They were weighed down with wetsuits and diving tanks and held back by their flippers, but Paul and Dillon Cane reckon divers have never scrambled from the water so fast.
The father and son were diving for crayfish off Great Barrier Island when they resurfaced to see several fins sticking out of the water, about 100m away.
Dillon, 18, said they thought they were watching dolphins or porpoises, but they soon realised they were orcas.
So they decided to swim towards their boat at Cape Barrier, off the southern end of the island.
"We started to swim around and this huge fin came around the corner and there was another pod of them.
"We jumped out on the rocks as fast as we could, which was quite difficult with tanks on and flippers and stuff, but we couldn't really get any further back because there were rocks behind us and we had all our gear on," Dillon said.
"So we stood about a metre away from it and Dad just said, 'It could get us if it wanted to, mate,' and I went, 'Yup.'
"It was a little bit too close for comfort.

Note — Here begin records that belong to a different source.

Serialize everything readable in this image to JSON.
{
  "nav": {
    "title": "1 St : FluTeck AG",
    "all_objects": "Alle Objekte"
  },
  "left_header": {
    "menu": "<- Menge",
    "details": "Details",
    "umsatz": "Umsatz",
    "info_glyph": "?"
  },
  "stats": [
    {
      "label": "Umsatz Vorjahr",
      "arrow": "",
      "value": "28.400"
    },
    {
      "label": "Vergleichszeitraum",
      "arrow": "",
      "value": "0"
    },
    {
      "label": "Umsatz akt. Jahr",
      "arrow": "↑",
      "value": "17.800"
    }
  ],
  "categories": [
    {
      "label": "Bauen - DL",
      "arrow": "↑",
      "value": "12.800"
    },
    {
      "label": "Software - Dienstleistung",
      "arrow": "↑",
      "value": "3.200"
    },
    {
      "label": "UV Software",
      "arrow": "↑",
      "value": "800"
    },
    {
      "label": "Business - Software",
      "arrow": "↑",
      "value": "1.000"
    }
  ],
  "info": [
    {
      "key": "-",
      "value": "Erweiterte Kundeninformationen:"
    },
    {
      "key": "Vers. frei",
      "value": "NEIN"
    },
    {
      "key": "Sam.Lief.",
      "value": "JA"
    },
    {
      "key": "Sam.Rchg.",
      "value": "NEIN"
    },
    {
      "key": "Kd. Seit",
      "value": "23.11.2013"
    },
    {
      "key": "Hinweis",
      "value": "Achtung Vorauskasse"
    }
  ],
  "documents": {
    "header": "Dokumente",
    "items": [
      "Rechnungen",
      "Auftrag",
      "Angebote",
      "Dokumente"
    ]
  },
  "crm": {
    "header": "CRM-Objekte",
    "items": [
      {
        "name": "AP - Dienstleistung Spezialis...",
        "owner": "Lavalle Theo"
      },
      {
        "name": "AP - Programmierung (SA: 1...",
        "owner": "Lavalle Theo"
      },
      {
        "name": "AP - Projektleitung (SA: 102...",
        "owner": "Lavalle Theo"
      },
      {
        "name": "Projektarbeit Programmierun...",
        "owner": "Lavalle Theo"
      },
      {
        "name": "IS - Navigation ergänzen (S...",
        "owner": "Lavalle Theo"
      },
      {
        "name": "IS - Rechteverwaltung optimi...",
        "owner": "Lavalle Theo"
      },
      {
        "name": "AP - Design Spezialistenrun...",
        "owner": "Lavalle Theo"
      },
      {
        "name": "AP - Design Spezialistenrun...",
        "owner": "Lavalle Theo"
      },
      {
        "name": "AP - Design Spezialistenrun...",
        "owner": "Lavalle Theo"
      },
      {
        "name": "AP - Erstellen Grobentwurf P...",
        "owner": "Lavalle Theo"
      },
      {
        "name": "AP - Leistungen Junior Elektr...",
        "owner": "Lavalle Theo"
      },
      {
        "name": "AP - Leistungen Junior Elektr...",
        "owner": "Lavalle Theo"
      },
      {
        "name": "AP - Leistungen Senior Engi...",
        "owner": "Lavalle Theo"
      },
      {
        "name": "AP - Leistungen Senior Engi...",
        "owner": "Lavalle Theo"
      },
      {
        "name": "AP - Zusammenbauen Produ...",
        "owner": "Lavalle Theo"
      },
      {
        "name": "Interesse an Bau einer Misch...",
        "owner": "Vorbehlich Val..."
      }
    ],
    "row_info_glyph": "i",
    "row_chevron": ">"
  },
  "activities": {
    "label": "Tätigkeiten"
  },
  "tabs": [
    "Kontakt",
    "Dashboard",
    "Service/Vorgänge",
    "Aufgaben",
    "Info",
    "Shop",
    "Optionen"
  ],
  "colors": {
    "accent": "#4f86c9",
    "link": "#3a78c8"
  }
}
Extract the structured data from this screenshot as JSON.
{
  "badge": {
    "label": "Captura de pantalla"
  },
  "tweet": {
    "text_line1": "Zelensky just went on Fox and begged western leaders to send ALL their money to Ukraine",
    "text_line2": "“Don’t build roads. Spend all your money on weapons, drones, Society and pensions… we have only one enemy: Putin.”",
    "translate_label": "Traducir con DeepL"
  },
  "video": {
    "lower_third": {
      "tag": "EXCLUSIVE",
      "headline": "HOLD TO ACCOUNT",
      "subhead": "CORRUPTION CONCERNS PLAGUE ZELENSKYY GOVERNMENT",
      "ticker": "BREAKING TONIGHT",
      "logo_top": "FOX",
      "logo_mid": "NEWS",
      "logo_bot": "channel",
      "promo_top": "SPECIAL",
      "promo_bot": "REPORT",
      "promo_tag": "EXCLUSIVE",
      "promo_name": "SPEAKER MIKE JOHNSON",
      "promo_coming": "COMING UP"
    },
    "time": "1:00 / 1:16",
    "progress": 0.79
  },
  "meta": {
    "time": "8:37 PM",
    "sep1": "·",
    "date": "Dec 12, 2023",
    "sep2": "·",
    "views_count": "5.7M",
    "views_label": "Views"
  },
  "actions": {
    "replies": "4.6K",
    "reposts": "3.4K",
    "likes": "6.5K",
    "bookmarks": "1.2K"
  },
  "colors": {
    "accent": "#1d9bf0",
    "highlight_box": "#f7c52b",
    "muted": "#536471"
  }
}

It came up and kind of turned on its side and grazed against the rocks and just looked at us for half a minute. It was cool. It turned on its side and just sat there looking at us just under the water.
"It was amazing. It just sat there really still and then just a flick of a tail and it pushed off and it was gone."
Paul Cane described the experience as life-changing.
"The dorsal fin's as tall as we are - 1.8 metres - and it would have been at least two metres through his girth and as big as a small truck. He was huge. We could have touched him. He was massive.
"We both know - and we've read, of course - that orcas don't harm you ... but when you're sitting in the water, you're not that confident of things that you've heard.
"I was thinking, 'I wonder if he's eaten my other son', who I couldn't see. He was under water."
The close encounter on January 7 was caught on camera by Blake Powell, who was fishing from a 5.5-metre inflatable boat.